The question the show asks over the last four episodes is: Given all those digressions and flashbacks, given all those visits with families and others, given everything we know about where all these people have been and what they’ve experienced, how does a high-pressure service — of the same kind we used to see in that first season — look now? How do they behave differently, and how does their behavior read differently? How are they the same people we have always known, but at a different juncture, in a different context? How do their wins mean more to them, and to the audience?
On the one hand, making a season this way, there are fewer surprising grace notes, like “Napkins,” the Tina/Mikey flashback episode in Season 3, or “Worms,” the episode in Season 4 where Sydney hung out with her cousin (Danielle Deadwyler) and her cousin’s kid. The Bear feels less daring and more conventional.

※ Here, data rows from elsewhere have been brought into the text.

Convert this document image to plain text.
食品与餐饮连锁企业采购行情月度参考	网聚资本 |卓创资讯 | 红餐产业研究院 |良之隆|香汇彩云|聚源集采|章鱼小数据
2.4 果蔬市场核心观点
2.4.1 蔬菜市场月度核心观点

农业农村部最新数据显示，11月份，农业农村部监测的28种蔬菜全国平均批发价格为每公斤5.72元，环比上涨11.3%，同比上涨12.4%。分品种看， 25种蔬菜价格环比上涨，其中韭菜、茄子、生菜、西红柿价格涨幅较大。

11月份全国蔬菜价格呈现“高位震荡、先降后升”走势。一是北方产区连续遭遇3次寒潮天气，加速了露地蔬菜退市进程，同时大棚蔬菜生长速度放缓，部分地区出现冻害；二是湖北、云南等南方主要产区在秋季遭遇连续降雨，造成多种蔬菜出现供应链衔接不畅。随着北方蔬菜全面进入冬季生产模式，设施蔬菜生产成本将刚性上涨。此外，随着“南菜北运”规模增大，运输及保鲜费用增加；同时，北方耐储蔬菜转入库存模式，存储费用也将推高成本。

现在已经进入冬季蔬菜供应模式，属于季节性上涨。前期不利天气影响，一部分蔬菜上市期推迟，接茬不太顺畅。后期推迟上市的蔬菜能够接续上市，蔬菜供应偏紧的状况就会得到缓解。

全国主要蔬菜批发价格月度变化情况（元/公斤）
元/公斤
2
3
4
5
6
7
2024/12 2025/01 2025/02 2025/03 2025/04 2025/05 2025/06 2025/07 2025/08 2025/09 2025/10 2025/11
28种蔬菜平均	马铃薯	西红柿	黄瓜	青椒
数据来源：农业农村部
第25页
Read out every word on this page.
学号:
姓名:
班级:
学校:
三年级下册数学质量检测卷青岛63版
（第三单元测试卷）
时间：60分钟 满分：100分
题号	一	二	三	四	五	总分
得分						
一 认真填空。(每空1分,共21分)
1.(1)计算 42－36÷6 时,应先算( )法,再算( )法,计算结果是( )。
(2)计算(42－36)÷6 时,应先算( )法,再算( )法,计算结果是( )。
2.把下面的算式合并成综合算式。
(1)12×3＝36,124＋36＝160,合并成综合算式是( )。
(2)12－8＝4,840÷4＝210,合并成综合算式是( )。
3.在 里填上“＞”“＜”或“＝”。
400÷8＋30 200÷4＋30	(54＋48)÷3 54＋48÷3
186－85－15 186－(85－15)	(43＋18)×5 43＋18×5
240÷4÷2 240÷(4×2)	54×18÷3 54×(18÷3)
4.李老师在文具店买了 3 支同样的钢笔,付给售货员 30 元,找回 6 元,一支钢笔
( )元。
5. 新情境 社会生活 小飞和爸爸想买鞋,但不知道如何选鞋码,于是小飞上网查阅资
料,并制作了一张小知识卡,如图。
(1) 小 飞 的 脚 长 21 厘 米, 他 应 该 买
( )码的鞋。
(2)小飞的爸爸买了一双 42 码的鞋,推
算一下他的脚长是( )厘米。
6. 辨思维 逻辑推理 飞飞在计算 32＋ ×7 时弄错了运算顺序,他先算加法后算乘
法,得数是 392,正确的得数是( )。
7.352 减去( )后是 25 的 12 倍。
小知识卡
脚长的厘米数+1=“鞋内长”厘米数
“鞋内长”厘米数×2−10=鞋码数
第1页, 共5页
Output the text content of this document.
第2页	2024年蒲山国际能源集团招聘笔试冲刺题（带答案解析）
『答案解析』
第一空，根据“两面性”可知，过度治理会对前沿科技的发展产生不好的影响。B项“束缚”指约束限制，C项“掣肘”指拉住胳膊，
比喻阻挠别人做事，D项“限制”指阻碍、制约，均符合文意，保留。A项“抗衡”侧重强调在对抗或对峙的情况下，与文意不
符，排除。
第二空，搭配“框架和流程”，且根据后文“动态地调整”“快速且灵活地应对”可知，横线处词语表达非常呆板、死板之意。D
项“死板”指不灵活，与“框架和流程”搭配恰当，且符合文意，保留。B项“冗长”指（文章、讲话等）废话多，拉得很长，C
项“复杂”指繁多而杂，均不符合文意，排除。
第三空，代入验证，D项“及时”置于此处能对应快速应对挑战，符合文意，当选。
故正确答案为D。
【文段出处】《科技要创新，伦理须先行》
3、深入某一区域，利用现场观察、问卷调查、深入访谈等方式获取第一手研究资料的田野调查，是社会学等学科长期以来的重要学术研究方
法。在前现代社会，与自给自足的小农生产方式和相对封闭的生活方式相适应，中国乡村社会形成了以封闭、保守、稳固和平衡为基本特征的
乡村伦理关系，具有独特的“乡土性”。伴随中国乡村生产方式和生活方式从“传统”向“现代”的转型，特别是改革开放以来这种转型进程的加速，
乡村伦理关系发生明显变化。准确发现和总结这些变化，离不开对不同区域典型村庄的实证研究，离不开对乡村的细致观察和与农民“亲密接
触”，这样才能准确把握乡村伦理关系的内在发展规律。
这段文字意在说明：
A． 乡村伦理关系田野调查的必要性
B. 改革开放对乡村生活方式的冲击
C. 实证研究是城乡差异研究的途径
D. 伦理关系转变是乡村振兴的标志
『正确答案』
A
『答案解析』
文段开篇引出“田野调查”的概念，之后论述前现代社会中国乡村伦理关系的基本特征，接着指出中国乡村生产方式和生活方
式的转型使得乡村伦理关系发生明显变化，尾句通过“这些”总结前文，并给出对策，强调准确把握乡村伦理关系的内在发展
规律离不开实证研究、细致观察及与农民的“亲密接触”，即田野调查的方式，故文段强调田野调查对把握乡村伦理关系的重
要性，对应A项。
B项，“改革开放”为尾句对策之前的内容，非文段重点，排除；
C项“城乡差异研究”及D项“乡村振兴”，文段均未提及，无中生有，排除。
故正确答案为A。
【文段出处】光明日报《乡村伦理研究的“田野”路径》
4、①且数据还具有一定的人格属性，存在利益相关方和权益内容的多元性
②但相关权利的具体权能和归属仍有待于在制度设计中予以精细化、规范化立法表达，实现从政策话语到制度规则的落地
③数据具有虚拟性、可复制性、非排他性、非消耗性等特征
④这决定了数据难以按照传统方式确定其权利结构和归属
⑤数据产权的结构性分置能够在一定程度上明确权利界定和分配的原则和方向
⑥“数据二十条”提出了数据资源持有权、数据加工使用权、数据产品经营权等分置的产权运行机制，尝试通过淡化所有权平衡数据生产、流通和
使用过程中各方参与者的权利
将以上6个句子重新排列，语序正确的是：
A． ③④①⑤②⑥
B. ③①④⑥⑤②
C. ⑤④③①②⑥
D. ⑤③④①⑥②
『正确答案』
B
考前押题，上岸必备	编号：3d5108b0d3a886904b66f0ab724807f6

But oh, when they have victories under pressure? Victories, large or small? It is immensely, richly satisfying. There’s also more comedy other than just the goofy Faks family than we’ve had in a few seasons; Richie is perhaps the MVP of the season, and that’s partly because of how often he gets to be really funny. Ayo Edebiri continues to be the show’s best reactor, showing Syd eternally a little bit surprised (dismayed?) that she’s chosen to throw in her lot with these people.
There are a couple of questions yet to answer in the finale, both little plot items and broader character resolutions. Over these seven episodes, though, there is much to cheer.